Diagnosis is based on measuring arylsulfatase A enzyme activity in white blood cells, measuring the sulfatide levels in the urine, as well as genetic testing to confirm the ARSA gene mutation. A brain MRI might also show areas of hyperintensity in the white matter regions, which indicate the loss of myelin. And again, there’s no cure, so treatment involves supportive care to manage symptoms.

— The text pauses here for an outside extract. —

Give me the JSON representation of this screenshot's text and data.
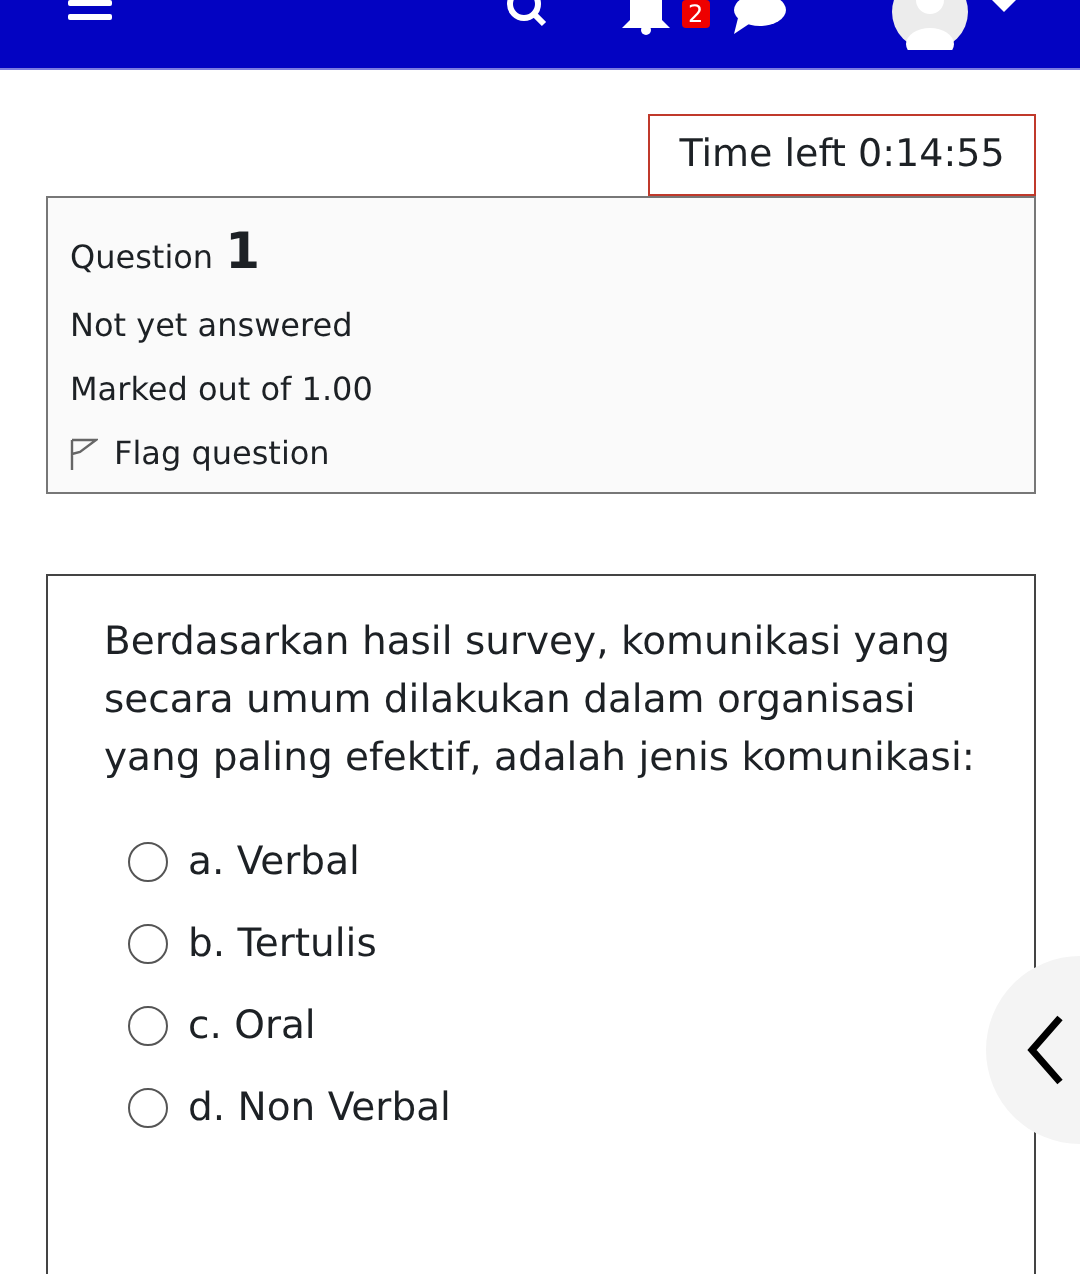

Okay, the last sphingolipidoses is Niemann-Pick disease, which is an autosomal recessive disorder, more common in those of Ashkenazi Jewish descent. There are three types of Niemann-Pick disease. So, in types A and B, there’s a mutation in the SMPD1 gene that causes a defect in the production of sphingomyelinase. This leads to an inability to break down sphingomyelin, which ends up accumulating in the lysosomes. In contrast, Niemann-Pick disease type C, or NPC, is caused by mutations in either the NPC1 or NPC2 genes. Normally, cholesterol is processed by lysosomes, then carried up to the lysosomal membrane by the NPC2 protein, and finally transported out of the lysosome and into the cytoplasm with the help of NPC1 protein, so that it can be incorporated into the cell membrane. So with NPC1 or NPC2 mutations, intracellular cholesterol transport is impaired, and instead, cholesterol ends up accumulating inside lysosomes.
Now, the accumulated sphingomyelin and cholesterol can affect many different kinds of cells, causing a variety of symptoms. The most common ones are progressive neurologic symptoms, but remember that these typically only appear in types A and C and can include a delay in reaching developmental motor milestones, like lifting the head or crawling, as well as a developmental regression, meaning that a child may lose certain developmental skills that they had previously acquired. In all three types, ophthalmologic examination may show a “cherry red spot” in the macula of the eye, resulting from the buildup of material in the retinal cells around the central macular area. Another high-yield symptom is hepatosplenomegaly, which is often accompanied by jaundice and thrombocytopenia, which causes easy bruising and bleeding issues. In a test question, you should compare Niemann-Pick disease to Tay-Sachs, which also has that cherry red macular spot and is more common in Ashkenazi Jews, but a key difference is that Tay-Sachs doesn’t cause hepatosplenomegaly.